The only sensible man alive appears to be this Jeb of the Star, who quite helpfully noted and played all ruffles and flourishes with the missing rings. ANNIE’S WEDDING RINGS! The fiend even took poor Annie’s rings. If only she’d have had a cat to murder, that would have blown the keg full to heaven. But the rings thing was perfect calculation on my part and perfect application on Jeb’s; his mission is to sell newspapers, at which he no doubt succeeded, and though I have a different product in mind, his enthusiasm at his “scoop” is a first stop on the way to my triumph. It pleases.

Yet in all the mirth, a certain melancholy cannot be denied. First, poor Annie has been lost in all this. It seems that I, her slayer, her strangler, her vivisectionist, am the only being on earth who laments her passing, doomed enough by corrupted lung as the poor lass was, testimony of Dr. Phillips proving the point. I could solipsistically argue that my intercession spared the poor lady much in the way of pain and dissolution, in exchange merely for time, a year’s worth. But I will not. Each man’s death and et cetera diminishes even me. It was my agency and I am the bloke all are on the prowl to bring down and see floating beneath the gallows arm, suspended by a stout piece of hemp. I am guilty, guv’nor, at least by your laws.

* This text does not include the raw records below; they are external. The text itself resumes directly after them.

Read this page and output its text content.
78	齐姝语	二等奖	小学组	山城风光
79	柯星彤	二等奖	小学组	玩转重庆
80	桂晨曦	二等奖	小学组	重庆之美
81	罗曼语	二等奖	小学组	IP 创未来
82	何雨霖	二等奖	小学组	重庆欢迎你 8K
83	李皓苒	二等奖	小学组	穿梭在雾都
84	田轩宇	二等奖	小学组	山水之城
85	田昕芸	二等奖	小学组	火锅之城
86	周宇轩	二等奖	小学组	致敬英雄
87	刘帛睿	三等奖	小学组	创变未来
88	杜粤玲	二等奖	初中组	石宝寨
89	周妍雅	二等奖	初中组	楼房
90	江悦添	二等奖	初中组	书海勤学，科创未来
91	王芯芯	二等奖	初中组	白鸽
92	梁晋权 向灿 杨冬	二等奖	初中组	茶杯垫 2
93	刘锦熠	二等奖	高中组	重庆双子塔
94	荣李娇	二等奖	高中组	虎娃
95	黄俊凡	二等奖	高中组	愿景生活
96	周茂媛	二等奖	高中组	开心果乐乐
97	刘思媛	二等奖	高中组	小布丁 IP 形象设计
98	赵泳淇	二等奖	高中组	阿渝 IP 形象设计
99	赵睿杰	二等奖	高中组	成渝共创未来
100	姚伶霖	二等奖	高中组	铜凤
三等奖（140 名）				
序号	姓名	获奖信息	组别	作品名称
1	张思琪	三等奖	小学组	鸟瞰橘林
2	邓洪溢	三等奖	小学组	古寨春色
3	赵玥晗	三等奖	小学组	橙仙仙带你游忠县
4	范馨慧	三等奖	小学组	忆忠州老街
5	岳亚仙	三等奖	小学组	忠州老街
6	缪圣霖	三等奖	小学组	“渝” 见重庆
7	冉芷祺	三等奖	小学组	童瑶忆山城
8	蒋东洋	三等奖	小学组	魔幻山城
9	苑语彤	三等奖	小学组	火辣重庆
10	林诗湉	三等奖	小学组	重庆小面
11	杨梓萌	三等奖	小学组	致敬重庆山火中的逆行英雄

Like that of Polly before her, Annie’s character flaw appeared to be alcoholism, perhaps brought about by the wretched and crushing fates of two of her three children, one an early death, the other a cripple who had to go into a state ward. As before, there was no net to capture the falling Annie, and she landed in Whitechapel’s most wretched slum, the Wicked Quarter Mile, as it has been called, selling notch and lip for enough bad gin to drown the pain. There is little else to tell; the most remarkable thing about her was the encounter with me and, I suppose, her surprisingly strong, straight teeth, so unusual that even Phillips remarked on them in his report. If anyone of celestial royalty is listening—as an atheist, I doubt it, but one must abide by the ceremony—I hereby apologize for the botch I made of the passing. The business of the left hand and the constriction of the throat happened, as it were, spontaneously, but nevertheless, it speaks as an expression of and extension of my will which would not be denied, so I will not deny responsibility. The knife at least takes these angels quickly and sends them painlessly to their god and his heaven, if that is where they in fact go, or possibly just into a painless forever of dreamless sleep. The strangulation business is ugly, to say nothing of difficult to manage and slow to take effect. My apology and my pledge to all who come before me never to repeat the sacrilege.